Je pense que ce qui va empêcher le terrorisme ce sont les Palestiniens eux-mêmes, ainsi que Tsahal, qui restera une armée forte, préparée, et qui sera capable de défendre les Israéliens selon des positions légitimes et sur la base d’un consensus populaire et international. Nous avons quand même prévu l’introduction d’une force internationale pour veiller à l’application de l’accord. C’est une leçon d’Oslo. Dans les accords d’Oslo, les 2 parties étaient censées veiller seules au respect de l’accord, et cela n’a pas réussi. Nous voulons donc tirer les leçons de ces échecs, et c’est pourquoi nous avons attribué un rôle très important à une tierce partie, à savoir un corps extérieur, international, afin de surveiller les 2 partenaires au cours des premières annees qui suivront l’accord.

QUELLES SONT LES CRITIQUES QUE VOUS POUVEZ ADRESSER AU PLAN DE SEPARATION D’ARIEL SHARON, ET QUELS SONT LES AVANTAGES QUE VOUS Y VOYEZ ?

L’inconvénient de ce plan, tel qu’il a été entériné par le gouvernement, est le suivant : le calendrier n’est pas clair, pas claire non plus la continuité de la démarche. En revanche, il a un avantage : il fixe le principe de la fin de l’occupation et d’une action effective en ce sens. Dans un premier temps, on évacue tous les Israéliens de la bande de Gaza. C’est là son grand avantage. Bien sûr, nous aurions preféré que cela se fasse dans le cadre d’un accord et d’une négociation. Cela aurait pu être un levier pour les Palestiniens, afin qu’ils prennent la responsabilité du pouvoir a Gaza, et un levier aussi pour entamer la première phase d’un accord global. Mais je crois que c’est ce qui se passera en fin de compte, même si Sharon ne l’a pas déclaré en ces termes, et cela pour des raisons, à mon avis, de politique intérieure. C’est quand même au fond ce qu’il a dit, et c’est un pas tres important, à savoir : il y a là un chef de gouvernement
israélien qui évacue les colonies de la bande de Gaza.

COMMENT LA MAJORITE DES ISRAELIENS PEUT-ELLE POUSSER LE GOUVERNEMENT A QUITTER GAZA ?

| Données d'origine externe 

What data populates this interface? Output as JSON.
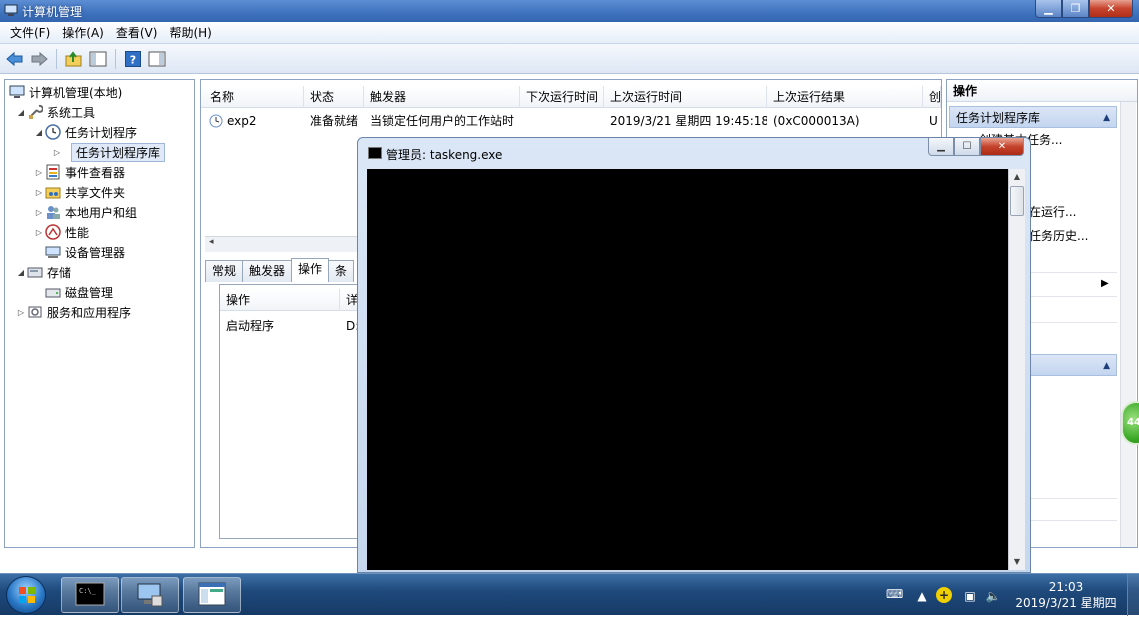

Je crois que le gouvernement a décidé de quitter Gaza. J’ai la conviction que la majorité en Israël a exprimé son avis. Par exemple, il y a les sondages, favorables à Genève. Il y a eu le rassemblement sur la place Yitzhak Rabin à Tel-Aviv il y a 3 semaines, la place était noire de monde, 200.000 personnes, et s’il y avait eu plus de place, il y aurait eu encore plus de monde. Le gouvernement a compris que c’est ce que veut le peuple. C’est pourquoi il a fait tant d’efforts pour faire accepter sa décision de retrait, et ce ne fut pas facile. Je pense que de cette manière, nous avons montré au peuple qu’il peut influer sur ses dirigeants et à la fin, nous
aboutirons à quelque chose de très proche du modèle des accords de Genève.